Foodistan n’est pas le premier de la série (il porte le numéro 3) mais celui dont la Quatrième m’a le plus intrigué sur le moment. Un texte post-apo, basé sur le thème de la ressource alimentaire et prenant place en France, promettait une vraie originalité. Promesse tenue dont j’ai aimé l’inventivité, ce nouveau monde imaginé et le miroir qu’il nous tend, même si j’ai été un peu décontenancé par l’absence du classique schéma narratif. Chronique 100% sans jeux de mots ou figures de style alimentaires.

Ketty Steward postule un futur où le changement global a finalement franchi les différents points de bascule pour se transformer en véritable apocalypse, dont l’un des marqueurs et conséquences a été la raréfaction de la ressource alimentaire, entrainant logiquement une crise démographique. De cette catastrophe, une nouvelle vision du monde est née, remettant les besoins vitaux au centre des préoccupations sociales. La France, riche de son patrimoine gastronomique et de sa puissance agricole est désormais le Foodistan. L’alimentation, à la fois dans sa recherche, mais aussi sa consommation et les rituels qui y sont liés, est devenue l’élément central. Cette nouvelle organisation pourrait être résumée par l’adage « dis-moi ce que tu manges – et comment – je te dirai qui tu es ». Ainsi, Foodistan pourrait s’inscrire dans le genre post-apo, ce dernier ayant la tendance d’être parfois complaisant avec la violence, sous prétexte – fallacieux ? – de la dénoncer, devenant ainsi père de la dystopie. Mais l’autrice prend le genre à contre-pied et décide d’imaginer un monde qui lorgne davantage in fine vers l’utopie ; point de cadavres, de corps faméliques ou d’actes de pillage, voire de cannibalisme, mais un univers sain, qui a su – et dû – questionner les conventions et traditions construites puis héritées. Comme dans Top Chef, on déstructure, on revisite.

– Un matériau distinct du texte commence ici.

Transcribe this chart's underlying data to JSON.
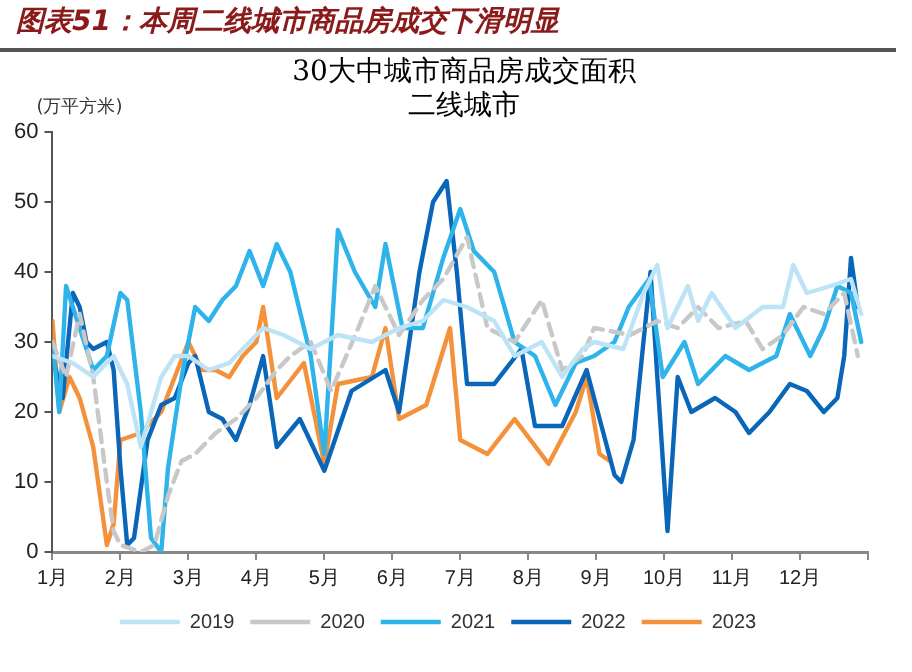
{
  "chart_data": {
    "type": "line",
    "title": "图表51：本周二线城市商品房成交下滑明显",
    "subtitle": "30大中城市商品房成交面积二线城市",
    "ylabel": "(万平方米)",
    "xlim": [
      1,
      13
    ],
    "xticks": [
      {
        "value": 1,
        "label": "1月"
      },
      {
        "value": 2,
        "label": "2月"
      },
      {
        "value": 3,
        "label": "3月"
      },
      {
        "value": 4,
        "label": "4月"
      },
      {
        "value": 5,
        "label": "5月"
      },
      {
        "value": 6,
        "label": "6月"
      },
      {
        "value": 7,
        "label": "7月"
      },
      {
        "value": 8,
        "label": "8月"
      },
      {
        "value": 9,
        "label": "9月"
      },
      {
        "value": 10,
        "label": "10月"
      },
      {
        "value": 11,
        "label": "11月"
      },
      {
        "value": 12,
        "label": "12月"
      },
      {
        "value": 13,
        "label": null
      }
    ],
    "ylim": [
      0,
      60
    ],
    "yticks": [
      0,
      10,
      20,
      30,
      40,
      50,
      60
    ],
    "grid": false,
    "legend": "bottom",
    "marker": "none",
    "series": [
      {
        "name": "2019",
        "color": "#bde3f7",
        "x": [
          1,
          1.3,
          1.6,
          1.9,
          2.1,
          2.3,
          2.6,
          2.8,
          3,
          3.3,
          3.6,
          3.9,
          4.1,
          4.4,
          4.8,
          5.2,
          5.7,
          6.1,
          6.45,
          6.75,
          7.1,
          7.5,
          7.8,
          8.2,
          8.5,
          8.8,
          8.97,
          9.4,
          9.7,
          9.9,
          10.05,
          10.35,
          10.5,
          10.7,
          11.05,
          11.45,
          11.75,
          11.9,
          12.1,
          12.45,
          12.75,
          12.9
        ],
        "values": [
          28,
          27,
          25,
          28,
          24,
          15,
          25,
          28,
          28,
          26,
          27,
          30,
          32,
          31,
          29,
          31,
          30,
          32,
          33,
          36,
          35,
          33,
          28,
          30,
          25,
          29,
          30,
          29,
          37,
          41,
          32,
          38,
          33,
          37,
          32,
          35,
          35,
          41,
          37,
          38,
          39,
          34
        ]
      },
      {
        "name": "2020",
        "color": "#c8c8c8",
        "line_style": "dashed",
        "x": [
          1,
          1.2,
          1.4,
          1.6,
          1.8,
          1.9,
          2,
          2.3,
          2.5,
          2.7,
          2.9,
          3.1,
          3.4,
          3.7,
          4,
          4.3,
          4.5,
          4.8,
          5.1,
          5.5,
          5.75,
          6.1,
          6.45,
          6.75,
          7.1,
          7.4,
          7.8,
          8.2,
          8.5,
          8.8,
          8.97,
          9.5,
          9.9,
          10.2,
          10.5,
          10.8,
          11.2,
          11.45,
          11.75,
          12.05,
          12.35,
          12.65,
          12.85
        ],
        "values": [
          30,
          25,
          34,
          25,
          10,
          3,
          1,
          0,
          1,
          8,
          13,
          14,
          17,
          19,
          22,
          26,
          28,
          30,
          23,
          32,
          38,
          31,
          36,
          39,
          45,
          32,
          30,
          36,
          26,
          28,
          32,
          31,
          33,
          32,
          35,
          32,
          33,
          29,
          31,
          35,
          34,
          37,
          28
        ]
      },
      {
        "name": "2021",
        "color": "#2eb4ea",
        "x": [
          1,
          1.1,
          1.2,
          1.4,
          1.6,
          1.8,
          2,
          2.1,
          2.3,
          2.45,
          2.6,
          2.7,
          2.9,
          3.1,
          3.3,
          3.5,
          3.7,
          3.9,
          4.1,
          4.3,
          4.5,
          4.8,
          5,
          5.2,
          5.45,
          5.75,
          5.9,
          6.15,
          6.45,
          6.75,
          7,
          7.2,
          7.5,
          7.8,
          8.1,
          8.4,
          8.7,
          8.97,
          9.27,
          9.48,
          9.78,
          9.98,
          10.3,
          10.5,
          10.9,
          11.25,
          11.65,
          11.85,
          12.15,
          12.35,
          12.55,
          12.75,
          12.9
        ],
        "values": [
          30,
          20,
          38,
          32,
          26,
          28,
          37,
          36,
          20,
          2,
          0,
          12,
          25,
          35,
          33,
          36,
          38,
          43,
          38,
          44,
          40,
          28,
          14,
          46,
          40,
          35,
          44,
          32,
          32,
          42,
          49,
          43,
          40,
          30,
          28,
          21,
          27,
          28,
          30,
          35,
          39,
          25,
          30,
          24,
          28,
          26,
          28,
          34,
          28,
          32,
          38,
          37,
          30
        ]
      },
      {
        "name": "2022",
        "color": "#0a66b8",
        "x": [
          1,
          1.15,
          1.3,
          1.4,
          1.5,
          1.6,
          1.8,
          1.9,
          2,
          2.1,
          2.2,
          2.4,
          2.6,
          2.8,
          3,
          3.1,
          3.3,
          3.5,
          3.7,
          3.9,
          4.1,
          4.3,
          4.64,
          5,
          5.4,
          5.9,
          6.1,
          6.4,
          6.6,
          6.8,
          6.95,
          7.1,
          7.5,
          7.9,
          8.1,
          8.5,
          8.86,
          9.27,
          9.37,
          9.55,
          9.8,
          9.9,
          10.05,
          10.2,
          10.4,
          10.75,
          11.05,
          11.25,
          11.55,
          11.85,
          12.1,
          12.35,
          12.55,
          12.65,
          12.75,
          12.85
        ],
        "values": [
          28,
          22,
          37,
          35,
          30,
          29,
          30,
          26,
          12,
          1,
          2,
          16,
          21,
          22,
          27,
          28,
          20,
          19,
          16,
          21,
          28,
          15,
          19,
          11.6,
          23,
          26,
          20,
          40,
          50,
          53,
          40,
          24,
          24,
          29,
          18,
          18,
          26,
          11,
          10,
          16,
          40,
          25,
          3,
          25,
          20,
          22,
          20,
          17,
          20,
          24,
          23,
          20,
          22,
          28,
          42,
          35
        ]
      },
      {
        "name": "2023",
        "color": "#f4923c",
        "x": [
          1,
          1.1,
          1.25,
          1.4,
          1.6,
          1.8,
          1.9,
          2,
          2.3,
          2.6,
          2.8,
          3,
          3.2,
          3.4,
          3.6,
          3.8,
          4,
          4.1,
          4.3,
          4.7,
          5,
          5.2,
          5.7,
          5.9,
          6.1,
          6.5,
          6.85,
          7,
          7.4,
          7.8,
          8.3,
          8.7,
          8.86,
          9.05,
          9.2
        ],
        "values": [
          33,
          20,
          25,
          22,
          15,
          1,
          4,
          16,
          17,
          20,
          25,
          30,
          26,
          26,
          25,
          28,
          30,
          35,
          22,
          27,
          12.6,
          24,
          25,
          32,
          19,
          21,
          32,
          16,
          14,
          19,
          12.6,
          20,
          25,
          14,
          13
        ]
      }
    ]
  }
}
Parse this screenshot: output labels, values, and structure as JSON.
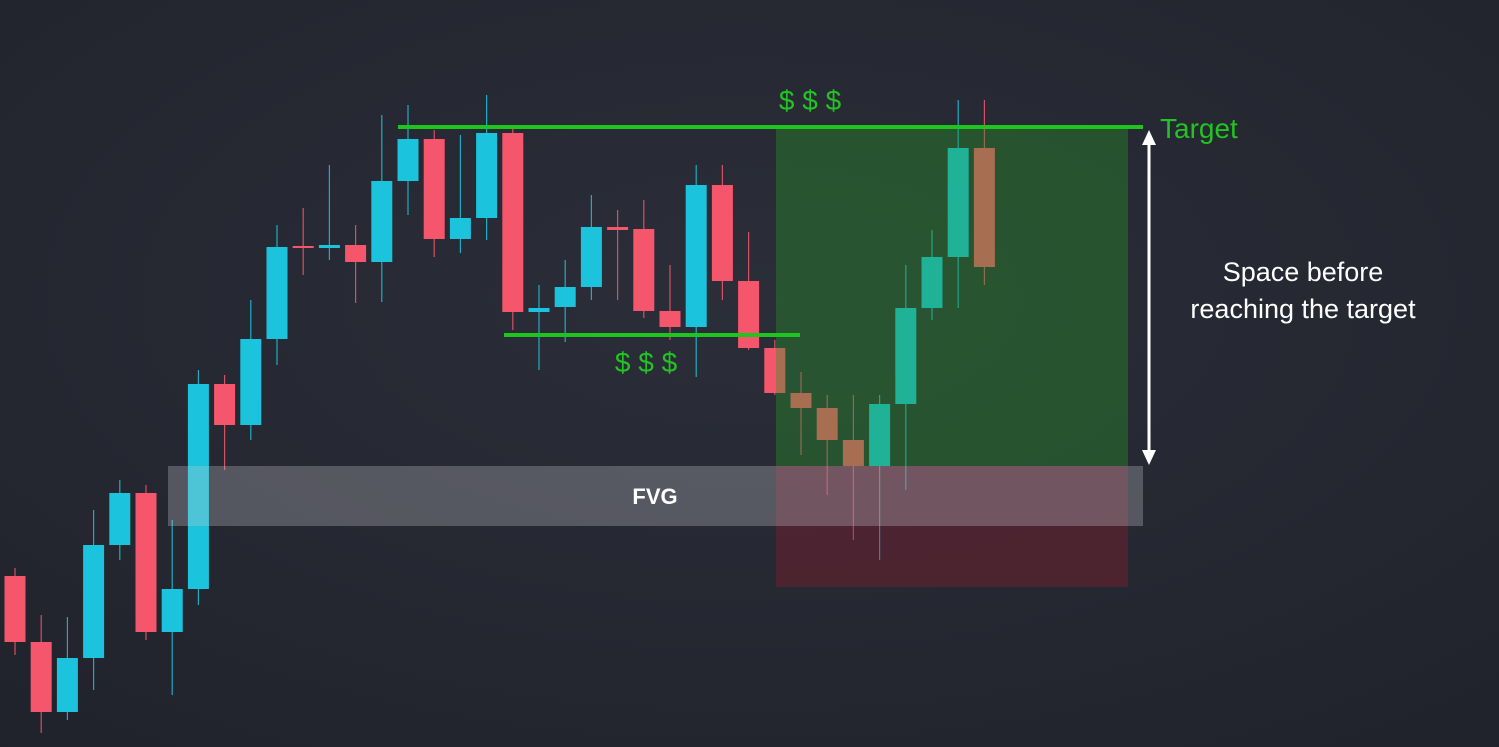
{
  "chart_data": {
    "type": "candlestick",
    "top_annotation": "$ $ $",
    "bottom_annotation": "$ $ $",
    "target_label": "Target",
    "space_note": [
      "Space before",
      "reaching the target"
    ],
    "zone_label": "FVG",
    "up_color": "#1bc4dc",
    "down_color": "#f5566b",
    "ylim": [
      0,
      747
    ],
    "open": [
      171,
      105,
      35,
      89,
      202,
      254,
      115,
      158,
      363,
      322,
      408,
      501,
      499,
      502,
      485,
      566,
      608,
      508,
      529,
      614,
      435,
      440,
      460,
      520,
      518,
      436,
      420,
      562,
      466,
      399,
      354,
      339,
      307,
      281,
      343,
      439,
      490,
      599
    ],
    "high": [
      179,
      132,
      130,
      237,
      267,
      262,
      227,
      377,
      372,
      447,
      522,
      539,
      582,
      522,
      632,
      642,
      617,
      612,
      652,
      622,
      462,
      487,
      552,
      537,
      547,
      482,
      582,
      582,
      515,
      407,
      375,
      352,
      352,
      352,
      482,
      517,
      647,
      647
    ],
    "low": [
      92,
      14,
      27,
      57,
      187,
      107,
      52,
      142,
      277,
      307,
      382,
      472,
      487,
      444,
      445,
      532,
      490,
      494,
      507,
      417,
      377,
      405,
      447,
      447,
      429,
      407,
      370,
      447,
      397,
      352,
      292,
      252,
      207,
      187,
      257,
      427,
      439,
      462
    ],
    "close": [
      105,
      35,
      89,
      202,
      254,
      115,
      158,
      363,
      322,
      408,
      500,
      499,
      502,
      485,
      566,
      608,
      508,
      529,
      614,
      435,
      439,
      460,
      520,
      517,
      436,
      420,
      562,
      466,
      399,
      354,
      339,
      307,
      281,
      343,
      439,
      490,
      599,
      480
    ]
  }
}
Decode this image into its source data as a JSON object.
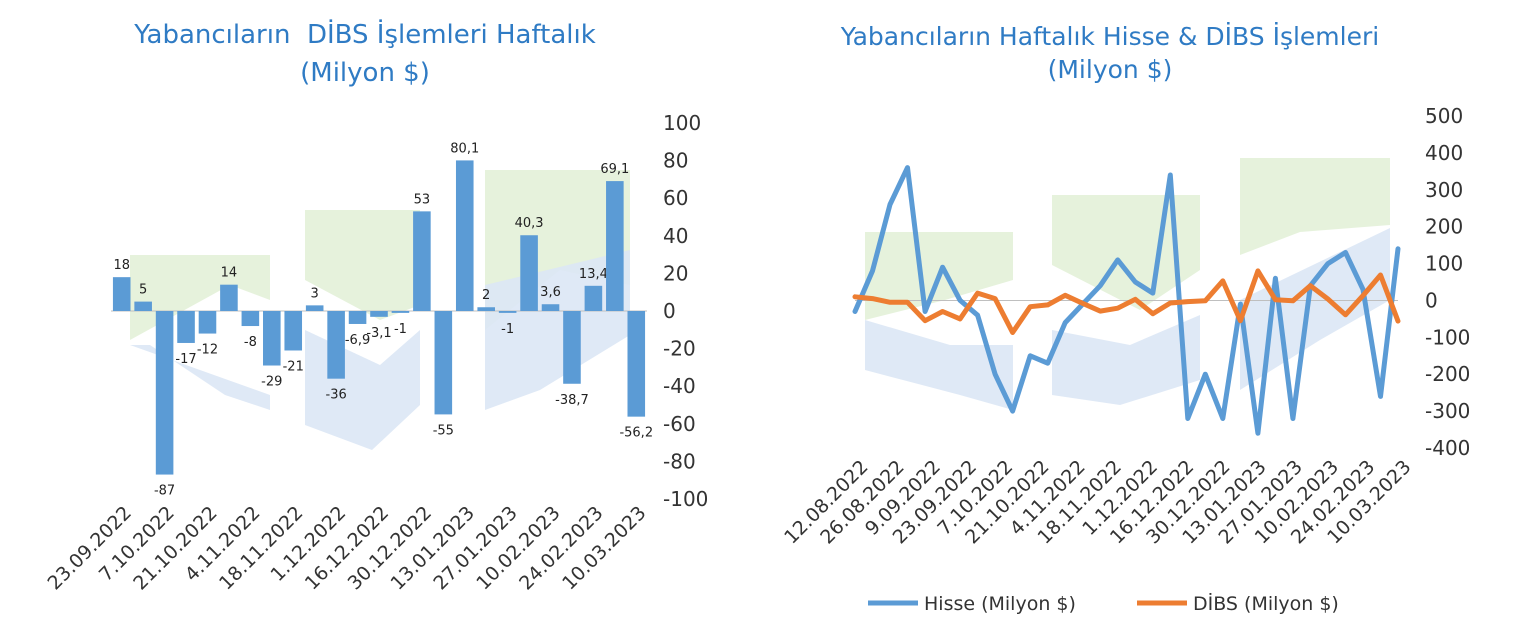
{
  "colors": {
    "bar": "#5b9bd5",
    "hisse": "#5b9bd5",
    "dibs": "#ed7d31",
    "title": "#2f7bc4",
    "watermark_green": "#e3f1d8",
    "watermark_blue": "#dbe7f5"
  },
  "chart_data": [
    {
      "type": "bar",
      "title": "Yabancıların  DİBS İşlemleri Haftalık",
      "subtitle": "(Milyon $)",
      "ylim": [
        -100,
        100
      ],
      "y_ticks": [
        "100",
        "80",
        "60",
        "40",
        "20",
        "0",
        "-20",
        "-40",
        "-60",
        "-80",
        "-100"
      ],
      "y_axis_position": "right",
      "x_tick_labels": [
        "23.09.2022",
        "7.10.2022",
        "21.10.2022",
        "4.11.2022",
        "18.11.2022",
        "1.12.2022",
        "16.12.2022",
        "30.12.2022",
        "13.01.2023",
        "27.01.2023",
        "10.02.2023",
        "24.02.2023",
        "10.03.2023"
      ],
      "values": [
        18,
        5,
        -87,
        -17,
        -12,
        14,
        -8,
        -29,
        -21,
        3,
        -36,
        -6.9,
        -3.1,
        -1,
        53,
        -55,
        80.1,
        2,
        -1,
        40.3,
        3.6,
        -38.7,
        13.4,
        69.1,
        -56.2
      ],
      "data_labels": [
        "18",
        "5",
        "-87",
        "-17",
        "-12",
        "14",
        "-8",
        "-29",
        "-21",
        "3",
        "-36",
        "-6,9",
        "-3,1",
        "-1",
        "53",
        "-55",
        "80,1",
        "2",
        "-1",
        "40,3",
        "3,6",
        "-38,7",
        "13,4",
        "69,1",
        "-56,2"
      ],
      "grid": false
    },
    {
      "type": "line",
      "title": "Yabancıların Haftalık Hisse & DİBS İşlemleri",
      "subtitle": "(Milyon $)",
      "ylim": [
        -400,
        500
      ],
      "y_ticks": [
        "500",
        "400",
        "300",
        "200",
        "100",
        "0",
        "-100",
        "-200",
        "-300",
        "-400"
      ],
      "y_axis_position": "right",
      "x_tick_labels": [
        "12.08.2022",
        "26.08.2022",
        "9.09.2022",
        "23.09.2022",
        "7.10.2022",
        "21.10.2022",
        "4.11.2022",
        "18.11.2022",
        "1.12.2022",
        "16.12.2022",
        "30.12.2022",
        "13.01.2023",
        "27.01.2023",
        "10.02.2023",
        "24.02.2023",
        "10.03.2023"
      ],
      "legend": "bottom",
      "grid": false,
      "series": [
        {
          "name": "Hisse (Milyon $)",
          "values": [
            -30,
            80,
            260,
            360,
            -30,
            90,
            0,
            -40,
            -200,
            -300,
            -150,
            -170,
            -60,
            -10,
            40,
            110,
            50,
            20,
            340,
            -320,
            -200,
            -320,
            -10,
            -360,
            60,
            -320,
            40,
            100,
            130,
            30,
            -260,
            140
          ]
        },
        {
          "name": "DİBS (Milyon $)",
          "values": [
            10,
            5,
            -5,
            -5,
            -55,
            -30,
            -50,
            20,
            5,
            -87,
            -17,
            -12,
            14,
            -8,
            -29,
            -21,
            3,
            -36,
            -7,
            -3,
            -1,
            53,
            -55,
            80,
            2,
            -1,
            40,
            4,
            -39,
            13,
            69,
            -56
          ]
        }
      ]
    }
  ]
}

« Avant la Faim, la nourriture occupait une place moins centrale. Il existait cependant des rituels en lien avec les repas.
Le dîner de Noël par exemple, était une occasion spéciale, quoique différente en fonction de l’âge.
Les adultes célébraient la naissance d’un prophète-fils-de-Dieu issu de leur tradition religieuse, dont ils fêtaient aussi la mort, à un autre moment de l’année.
Pour les enfants, cette date concernait la visite d’un vieillard assez souple pour s’introduire clandestinement dans les maisons afaim d’y déposer des cadeaux. Seuls les enfants sages et ceux dont les parents disposaient de suffisamment de moyens étaient certains de recevoir un jouet.
Ni le dieu-fait-homme ne le vieux généreux n’existaient vraiment, mais petits comme grands s’efforçaient d’y croire, parce que ces personnages leur permettaient de faire bombance.
Ils décoraient parfois un arbre coupé ou sa réplique en matière plastique et organisaient un repas, parfois trois de suite : la veille de Noël, le jour de Noël et le lendemain.
»

Une partie du passé à été archivée, et notamment tout ce qui a trait à l’alimentation, de sa production à sa consommation. L’autrice utilise la prise de distance permise par la Science-Fiction pour observer, et faire preuve de critique, vis-à-vis de nos pratiques actuelles. Comme nous trouvons notre passé parfois rétrograde, voire obscur – exceptée la team du « c’était mieux avant » connue aussi sous le nom de « je me rappelle de ce qui m’arrange » – les personnages de Foodistan regardent notre présent comme leur passé. Le gaspillage est pointé du doigt, en lien avec le rôle démentiel pris par les firmes transnationales de l’alimentaire, ou encore la consommation de viande, ancien marqueur social de richesse, aujourd’hui marqueur politique de la team citée précédemment. La collection de novella RéciFs s’inscrit dans la ligne éditoriale d’Argyll : l’intersectionnalité en est le cœur, ici avec un texte articulant féminisme et Changement Global. Je m’interroge toujours sur la portée de ces récits, celles et ceux qui les lisent étant déjà – je me trompe peut-être, et je l’espère – acquis à ces questions. Un Service Presse a-t-il été envoyé à la rubrique littéraire du Figaro et Yann Moix ?

« Menu : Dune
Bouillon de fanes de navet des deux lunes d’Arrakis.
Navigateurs flottant dans leur cuve.
Crumble au melon de Caladan et aux épices.
Boisson conseillée : un vin blanc léger ou un roïbos nature. »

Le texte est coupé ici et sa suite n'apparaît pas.